7 Shows That Remained On-Air Despite Low Ratings

Tuesday, November 15 by


Cheers was a smash hit by the time of its final curtain call, but it started out on shaky ground. It seems there was once a time before Jersey Shore where viewers weren’t interested in watching people sit around and drink. In fact, it was nearly canceled during its first season when it ranked last in ratings for its premiere. Over time, though, it built its audience and aired for eleven seasons. Then, Kelsey Grammer‘s character spun off into the series Frasier which aired for eleven seasons, which is scary if you think about dealing with twenty-two years of The Situation. I’d drink to that not happening.

The X-Files

Who would have guessed that a show about mutant babies, sewer monsters and government conspiracies wouldn’t be a hit right out of the gate? Believe it or not, The X-Files was not. The ratings weren’t amazing, but there were enough viewers to make it a cult hit. Over time, more people got pulled into the over-arching mysteries of the series and it became a hit, leading to two film spin-offs and countless dorm room posters.

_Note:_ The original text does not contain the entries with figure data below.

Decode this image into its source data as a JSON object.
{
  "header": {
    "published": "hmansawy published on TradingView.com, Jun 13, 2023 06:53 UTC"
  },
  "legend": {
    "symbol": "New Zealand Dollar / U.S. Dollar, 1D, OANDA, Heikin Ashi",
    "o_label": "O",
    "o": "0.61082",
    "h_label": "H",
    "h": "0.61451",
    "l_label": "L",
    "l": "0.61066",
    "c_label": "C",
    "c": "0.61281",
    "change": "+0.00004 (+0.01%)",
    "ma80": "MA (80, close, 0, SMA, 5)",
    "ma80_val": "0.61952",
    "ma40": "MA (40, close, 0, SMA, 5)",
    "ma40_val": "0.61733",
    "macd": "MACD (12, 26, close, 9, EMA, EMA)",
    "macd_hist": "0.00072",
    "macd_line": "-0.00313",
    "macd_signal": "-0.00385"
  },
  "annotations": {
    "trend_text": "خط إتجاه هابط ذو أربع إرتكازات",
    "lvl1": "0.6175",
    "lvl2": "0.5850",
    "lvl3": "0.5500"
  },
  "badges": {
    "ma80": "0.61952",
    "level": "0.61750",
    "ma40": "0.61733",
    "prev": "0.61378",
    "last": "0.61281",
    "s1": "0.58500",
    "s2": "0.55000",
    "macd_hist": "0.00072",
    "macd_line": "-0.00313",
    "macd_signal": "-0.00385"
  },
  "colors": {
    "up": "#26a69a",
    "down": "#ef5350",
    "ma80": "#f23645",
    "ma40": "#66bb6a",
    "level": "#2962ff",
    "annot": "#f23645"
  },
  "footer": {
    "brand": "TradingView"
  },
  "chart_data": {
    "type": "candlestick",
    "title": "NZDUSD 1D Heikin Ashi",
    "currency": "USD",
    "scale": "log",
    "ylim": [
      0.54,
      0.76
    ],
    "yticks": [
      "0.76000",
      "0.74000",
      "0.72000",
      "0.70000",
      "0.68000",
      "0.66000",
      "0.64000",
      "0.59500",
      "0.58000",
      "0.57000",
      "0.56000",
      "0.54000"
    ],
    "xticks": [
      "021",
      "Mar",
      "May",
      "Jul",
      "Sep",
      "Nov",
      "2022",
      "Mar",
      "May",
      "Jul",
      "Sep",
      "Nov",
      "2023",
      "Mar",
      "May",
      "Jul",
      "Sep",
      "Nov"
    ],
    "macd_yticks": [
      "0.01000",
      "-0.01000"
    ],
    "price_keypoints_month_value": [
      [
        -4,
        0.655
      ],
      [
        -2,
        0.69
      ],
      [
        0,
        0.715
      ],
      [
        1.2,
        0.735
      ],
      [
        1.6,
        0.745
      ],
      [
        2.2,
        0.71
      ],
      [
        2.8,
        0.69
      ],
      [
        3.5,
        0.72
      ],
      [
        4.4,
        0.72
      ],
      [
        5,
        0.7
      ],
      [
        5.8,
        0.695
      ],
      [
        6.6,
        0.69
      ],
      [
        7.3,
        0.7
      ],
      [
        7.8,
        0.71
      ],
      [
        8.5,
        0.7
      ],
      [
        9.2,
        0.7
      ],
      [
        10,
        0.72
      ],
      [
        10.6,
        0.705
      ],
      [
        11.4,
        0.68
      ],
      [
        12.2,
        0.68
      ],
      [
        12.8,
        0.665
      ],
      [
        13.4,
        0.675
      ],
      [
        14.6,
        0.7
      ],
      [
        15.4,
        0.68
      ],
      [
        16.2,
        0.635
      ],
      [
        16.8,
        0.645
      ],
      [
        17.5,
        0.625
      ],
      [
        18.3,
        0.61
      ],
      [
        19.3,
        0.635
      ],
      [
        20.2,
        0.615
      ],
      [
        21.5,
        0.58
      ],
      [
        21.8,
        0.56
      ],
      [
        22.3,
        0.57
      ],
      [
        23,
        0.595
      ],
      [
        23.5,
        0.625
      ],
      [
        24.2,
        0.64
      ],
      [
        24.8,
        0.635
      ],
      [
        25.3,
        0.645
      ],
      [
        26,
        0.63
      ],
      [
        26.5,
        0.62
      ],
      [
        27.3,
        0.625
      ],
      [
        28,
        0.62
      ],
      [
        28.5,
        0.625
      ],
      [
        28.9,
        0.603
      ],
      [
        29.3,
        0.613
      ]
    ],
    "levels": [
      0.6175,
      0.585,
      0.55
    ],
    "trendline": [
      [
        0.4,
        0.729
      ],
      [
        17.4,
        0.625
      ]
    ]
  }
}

Can you imagine a world without close talkers, puffy shirts, trash can eclairs, and Festivus? Well, you almost did. Seinfeld‘s ratings in the early years were pitiful. In fact, its four-episode second-season renewal ties it with Homicide as the lowest number of episodes ordered in network history. These troubles ended and Seinfeld entered the Nielsen Top 30 in its fourth season. After leading the ratings in its sixth and ninth season, TV Guide declared it the greatest television program of all time. 76 million people tuned in for the finale, making it the third highest-viewed finale in history. However, no one has wanted to watch Michael Richards ever since.